Distributed Systems — Replication

This is the second story on the topic of DS, if you haven't read the first one, please have a look here.

Replication is at the core of Distributed Systems (DS). We all know what replication is? In its simplest form, is just having a duplicate copy of the original in a case where the original copy is destroyed, we can use the backup one. But in DS replication is not that simple, in fact, it’s much more complicated and it needs to work in order for DS to ‘work’. In a system where storage for example is not distributed, even if the master server fails, we can assume that the backup system will work as it will have all the data (generally, up to date since maintaining one replica is easier) but in case of DS, things can go haywire.
So what complexity does DS have that makes replication not easy.

1. Real-Time Sync- The replicas have to be in sync with the master. what does in-sync mean? Let's take a Database for example. In most databases, any writes going to the database are generally written to WAL (write-ahead log) first. Assuming the database storage is actually distributed over several storage servers, the data needs to be replicated as well for availability, scalability, and in the case of server crash/failure as a fallback mechanism. But to fallback, as in the server to start serving API requests from the fallback server, it needs to be in sync with the master.
   For eg an application serving hotel bookings to customers. As soon as a write occurs on the portion of the database in the master server, the replicated server needs to be in sync because if the master crashes before the write gets replicated that booking becomes invalid and might get rebooked to someone else.
   So how do we keep replicas in sync near real-time, it is one of the tough problems in computer science to solve out there.

Let's talk about real-time sync and issues related to it . Consider 1 master and 2 replicas. As soon as u write to master you can say the write has finished and then in the backened copy the data to replicas , also known as Asynchronous writes.
This has the disadvantage of replicas not being real time sync and any failure can cause loss of data if primary node crashes.
Whats the solution to above problem, We can wait for the replicas to finish(Synchronous Writes) writing making the write call blocking. But this poses another problem , the writes become too slow(could also cause indefinite blocking if no response is there from follower replicas) and it causes very bad client experience and not all business use cases can afford this.

2. Leader-Follower issues- In any replication scenario there are leaders and followers. The leader is the node/server/master with which the client API interacts, in our database example it is the server that will accept writes and followers are the servers that act as backup/failsafe/slaves.
Now whether we follow Synchronous or Asynchronous Writes both have a set of challenges that might cause the replication to fail and DS to not work as expected.

If we adopt Asynchronous Replication , what that entails is we say the write has finished as soon as the data is written to leader and client gets the success flag. Then its the leader’s responsibility to propagate the writes to followers. This causes issues like inconsistency with in the application.
For eg : An application that updates Football scores, two people using the same application can have different scores updated at a certain point of time when a goal is scored , obviously both the users will see the same score in some time (which in IT world is referred to as eventual consistency and is followed by applications where a slight inconsistency usually in milli seconds is tolerable).

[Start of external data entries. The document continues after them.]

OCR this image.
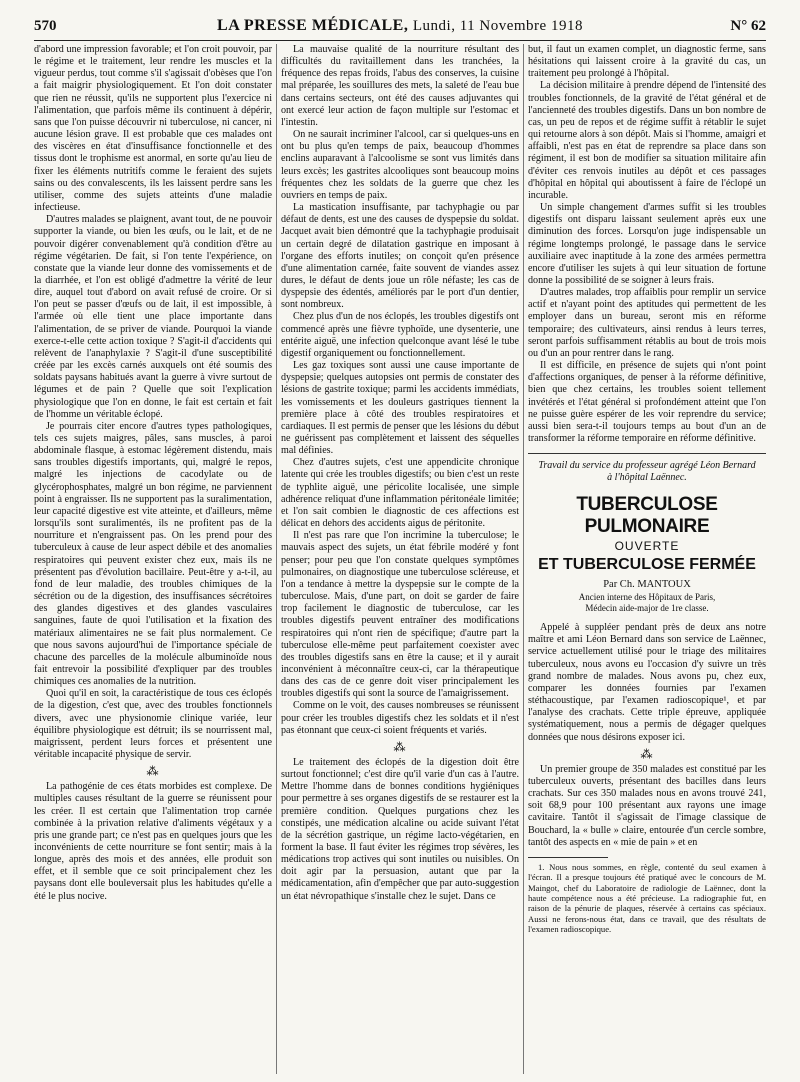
570	LA PRESSE MÉDICALE, Lundi, 11 Novembre 1918	N° 62

d'abord une impression favorable; et l'on croit pouvoir, par le régime et le traitement, leur rendre les muscles et la vigueur perdus, tout comme s'il s'agissait d'obèses que l'on a fait maigrir physiologiquement. Et l'on doit constater que rien ne réussit, qu'ils ne supportent plus l'exercice ni l'alimentation, que parfois même ils continuent à dépérir, sans que l'on puisse découvrir ni tuberculose, ni cancer, ni aucune lésion grave. Il est probable que ces malades ont des viscères en état d'insuffisance fonctionnelle et des tissus dont le trophisme est anormal, en sorte qu'au lieu de fixer les éléments nutritifs comme le feraient des sujets sains ou des convalescents, ils les laissent perdre sans les utiliser, comme des sujets atteints d'une maladie infectieuse.

D'autres malades se plaignent, avant tout, de ne pouvoir supporter la viande, ou bien les œufs, ou le lait, et de ne pouvoir digérer convenablement qu'à condition d'être au régime végétarien. De fait, si l'on tente l'expérience, on constate que la viande leur donne des vomissements et de la diarrhée, et l'on est obligé d'admettre la vérité de leur dire, auquel tout d'abord on avait refusé de croire. Or si l'on peut se passer d'œufs ou de lait, il est impossible, à l'armée où elle tient une place importante dans l'alimentation, de se priver de viande. Pourquoi la viande exerce-t-elle cette action toxique ? S'agit-il d'accidents qui relèvent de l'anaphylaxie ? S'agit-il d'une susceptibilité créée par les excès carnés auxquels ont été soumis des soldats paysans habitués avant la guerre à vivre surtout de légumes et de pain ? Quelle que soit l'explication physiologique que l'on en donne, le fait est certain et fait de l'homme un véritable éclopé.

Je pourrais citer encore d'autres types pathologiques, tels ces sujets maigres, pâles, sans muscles, à paroi abdominale flasque, à estomac légèrement distendu, mais sans troubles digestifs importants, qui, malgré le repos, malgré les injections de cacodylate ou de glycérophosphates, malgré un bon régime, ne parviennent point à engraisser. Ils ne supportent pas la suralimentation, leur capacité digestive est vite atteinte, et d'ailleurs, même lorsqu'ils sont suralimentés, ils ne profitent pas de la nourriture et n'engraissent pas. On les prend pour des tuberculeux à cause de leur aspect débile et des anomalies respiratoires qui peuvent exister chez eux, mais ils ne présentent pas d'évolution bacillaire. Peut-être y a-t-il, au fond de leur maladie, des troubles chimiques de la sécrétion ou de la digestion, des insuffisances sécrétoires des glandes digestives et des glandes vasculaires sanguines, faute de quoi l'utilisation et la fixation des matériaux alimentaires ne se fait plus normalement. Ce que nous savons aujourd'hui de l'importance spéciale de chacune des parcelles de la molécule albuminoïde nous fait entrevoir la possibilité d'expliquer par des troubles chimiques ces anomalies de la nutrition.

Quoi qu'il en soit, la caractéristique de tous ces éclopés de la digestion, c'est que, avec des troubles fonctionnels divers, avec une physionomie clinique variée, leur équilibre physiologique est détruit; ils se nourrissent mal, maigrissent, perdent leurs forces et présentent une véritable incapacité physique de servir.

⁂

La pathogénie de ces états morbides est complexe. De multiples causes résultant de la guerre se réunissent pour les créer. Il est certain que l'alimentation trop carnée combinée à la privation relative d'aliments végétaux y a pris une grande part; ce n'est pas en quelques jours que les inconvénients de cette nourriture se font sentir; mais à la longue, après des mois et des années, elle produit son effet, et il semble que ce soit principalement chez les paysans dont elle bouleversait plus les habitudes qu'elle a été le plus nocive.

La mauvaise qualité de la nourriture résultant des difficultés du ravitaillement dans les tranchées, la fréquence des repas froids, l'abus des conserves, la cuisine mal préparée, les souillures des mets, la saleté de l'eau bue dans certains secteurs, ont été des causes adjuvantes qui ont exercé leur action de façon multiple sur l'estomac et l'intestin.

On ne saurait incriminer l'alcool, car si quelques-uns en ont bu plus qu'en temps de paix, beaucoup d'hommes enclins auparavant à l'alcoolisme se sont vus limités dans leurs excès; les gastrites alcooliques sont beaucoup moins fréquentes chez les soldats de la guerre que chez les ouvriers en temps de paix.

La mastication insuffisante, par tachyphagie ou par défaut de dents, est une des causes de dyspepsie du soldat. Jacquet avait bien démontré que la tachyphagie produisait un certain degré de dilatation gastrique en imposant à l'organe des efforts inutiles; on conçoit qu'en présence d'une alimentation carnée, faite souvent de viandes assez dures, le défaut de dents joue un rôle néfaste; les cas de dyspepsie des édentés, améliorés par le port d'un dentier, sont nombreux.

Chez plus d'un de nos éclopés, les troubles digestifs ont commencé après une fièvre typhoïde, une dysenterie, une entérite aiguë, une infection quelconque avant lésé le tube digestif organiquement ou fonctionnellement.

Les gaz toxiques sont aussi une cause importante de dyspepsie; quelques autopsies ont permis de constater des lésions de gastrite toxique; parmi les accidents immédiats, les vomissements et les douleurs gastriques tiennent la première place à côté des troubles respiratoires et cardiaques. Il est permis de penser que les lésions du début ne guérissent pas complètement et laissent des séquelles mal définies.

Chez d'autres sujets, c'est une appendicite chronique latente qui crée les troubles digestifs; ou bien c'est un reste de typhlite aiguë, une péricolite localisée, une simple adhérence reliquat d'une inflammation péritonéale limitée; et l'on sait combien le diagnostic de ces affections est délicat en dehors des accidents aigus de péritonite.

Il n'est pas rare que l'on incrimine la tuberculose; le mauvais aspect des sujets, un état fébrile modéré y font penser; pour peu que l'on constate quelques symptômes pulmonaires, on diagnostique une tuberculose scléreuse, et l'on a tendance à mettre la dyspepsie sur le compte de la tuberculose. Mais, d'une part, on doit se garder de faire trop facilement le diagnostic de tuberculose, car les troubles digestifs peuvent entraîner des modifications respiratoires qui n'ont rien de spécifique; d'autre part la tuberculose elle-même peut parfaitement coexister avec des troubles digestifs sans en être la cause; et il y aurait inconvénient à méconnaître ceux-ci, car la thérapeutique dans des cas de ce genre doit viser principalement les troubles digestifs qui sont la source de l'amaigrissement.

Comme on le voit, des causes nombreuses se réunissent pour créer les troubles digestifs chez les soldats et il n'est pas étonnant que ceux-ci soient fréquents et variés.

⁂

Le traitement des éclopés de la digestion doit être surtout fonctionnel; c'est dire qu'il varie d'un cas à l'autre. Mettre l'homme dans de bonnes conditions hygiéniques pour permettre à ses organes digestifs de se restaurer est la première condition. Quelques purgations chez les constipés, une médication alcaline ou acide suivant l'état de la sécrétion gastrique, un régime lacto-végétarien, en forment la base. Il faut éviter les régimes trop sévères, les médications trop actives qui sont inutiles ou nuisibles. On doit agir par la persuasion, autant que par la médicamentation, afin d'empêcher que par auto-suggestion un état névropathique s'installe chez le sujet. Dans ce

but, il faut un examen complet, un diagnostic ferme, sans hésitations qui laissent croire à la gravité du cas, un traitement peu prolongé à l'hôpital.

La décision militaire à prendre dépend de l'intensité des troubles fonctionnels, de la gravité de l'état général et de l'ancienneté des troubles digestifs. Dans un bon nombre de cas, un peu de repos et de régime suffit à rétablir le sujet qui retourne alors à son dépôt. Mais si l'homme, amaigri et affaibli, n'est pas en état de reprendre sa place dans son régiment, il est bon de modifier sa situation militaire afin d'éviter ces renvois inutiles au dépôt et ces passages d'hôpital en hôpital qui aboutissent à faire de l'éclopé un incurable.

Un simple changement d'armes suffit si les troubles digestifs ont disparu laissant seulement après eux une diminution des forces. Lorsqu'on juge indispensable un régime longtemps prolongé, le passage dans le service auxiliaire avec inaptitude à la zone des armées permettra encore d'utiliser les sujets à qui leur situation de fortune donne la possibilité de se soigner à leurs frais.

D'autres malades, trop affaiblis pour remplir un service actif et n'ayant point des aptitudes qui permettent de les employer dans un bureau, seront mis en réforme temporaire; des cultivateurs, ainsi rendus à leurs terres, seront parfois suffisamment rétablis au bout de trois mois ou d'un an pour rentrer dans le rang.

Il est difficile, en présence de sujets qui n'ont point d'affections organiques, de penser à la réforme définitive, bien que chez certains, les troubles soient tellement invétérés et l'état général si profondément atteint que l'on ne puisse guère espérer de les voir reprendre du service; aussi bien sera-t-il toujours temps au bout d'un an de transformer la réforme temporaire en réforme définitive.

Travail du service du professeur agrégé Léon Bernard
à l'hôpital Laënnec.
TUBERCULOSE PULMONAIRE
OUVERTE
ET TUBERCULOSE FERMÉE
Par Ch. MANTOUX
Ancien interne des Hôpitaux de Paris,
Médecin aide-major de 1re classe.

Appelé à suppléer pendant près de deux ans notre maître et ami Léon Bernard dans son service de Laënnec, service actuellement utilisé pour le triage des militaires tuberculeux, nous avons eu l'occasion d'y suivre un très grand nombre de malades. Nous avons pu, chez eux, comparer les données fournies par l'examen stéthacoustique, par l'examen radioscopique¹, et par l'analyse des crachats. Cette triple épreuve, appliquée systématiquement, nous a permis de dégager quelques données que nous désirons exposer ici.

⁂

Un premier groupe de 350 malades est constitué par les tuberculeux ouverts, présentant des bacilles dans leurs crachats. Sur ces 350 malades nous en avons trouvé 241, soit 68,9 pour 100 présentant aux rayons une image cavitaire. Tantôt il s'agissait de l'image classique de Bouchard, la « bulle » claire, entourée d'un cercle sombre, tantôt des aspects en « mie de pain » et en

1. Nous nous sommes, en règle, contenté du seul examen à l'écran. Il a presque toujours été pratiqué avec le concours de M. Maingot, chef du Laboratoire de radiologie de Laënnec, dont la haute compétence nous a été précieuse. La radiographie fut, en raison de la pénurie de plaques, réservée à certains cas spéciaux. Aussi ne ferons-nous état, dans ce travail, que des résultats de l'examen radioscopique.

A second example of this could be writing a comment on someone’s Facebook post, sometimes you notice that a comment you just posted is not seen and as soon as you refresh couple of times , voila! it’s right there!. Again Eventual Consistency.

Another issue is if the leader fails, and after “discovering” the leader has failed the system elects a new leader, this leader does not have the delta of writes and the system is in an inconsistent state and it violates the client's durability expectations.

On the Synchronous Replication front, all is not good and merry. If the leader is waiting for a follower to respond ok to the writes for the system to be in a consistent state the leader must wait for every write call. If the follower crashes or in a rare scenario even if the ok message is not received, the leader can not know what the fault was, it will just wait. One way to avoid writing to all followers is to just write to one follower (keep it consistent) and the rest of the followers gets updates asynchronously from this one in-sync follower, also known as a Semi-Synchronous System.

Apart from the above issues, there are issues like Node Outages, Adding/removing followers, split-brain, leader election strategies, that make replication in the Distributed Systems a complicated mechanism. I will write a separate article on solutions to the above issues and how leader-follower systems work with minimum failures and fallback mechanisms.

3. Geography- One Aspect of distributed systems often overlooked is geography. How do we ensure that a user in Vietnam and one in Luxembourg who happens to be using the same application are getting the same real-time updates and user experience? To avoid lagging requests are often served from the nearest datacenters governed by complex algorithms that decide which users are served how and from where but to serve with correct data the systems have to be in the correct state itself. There comes the challenge of replication among data centers as well which has its own challenges. Can we think leader-follower here? A leader among data centers and then a leader within the data center itself, you see the problems discussed above just exploded to a new level with lagging, sending signals, notifications cross-continent but somehow distributed systems are making it work.

Replication is at the core of making distributed systems work with keeping copies and is one of many crux components to make the distribution possible t apart from the actual distribution(either storage or compute ) itself.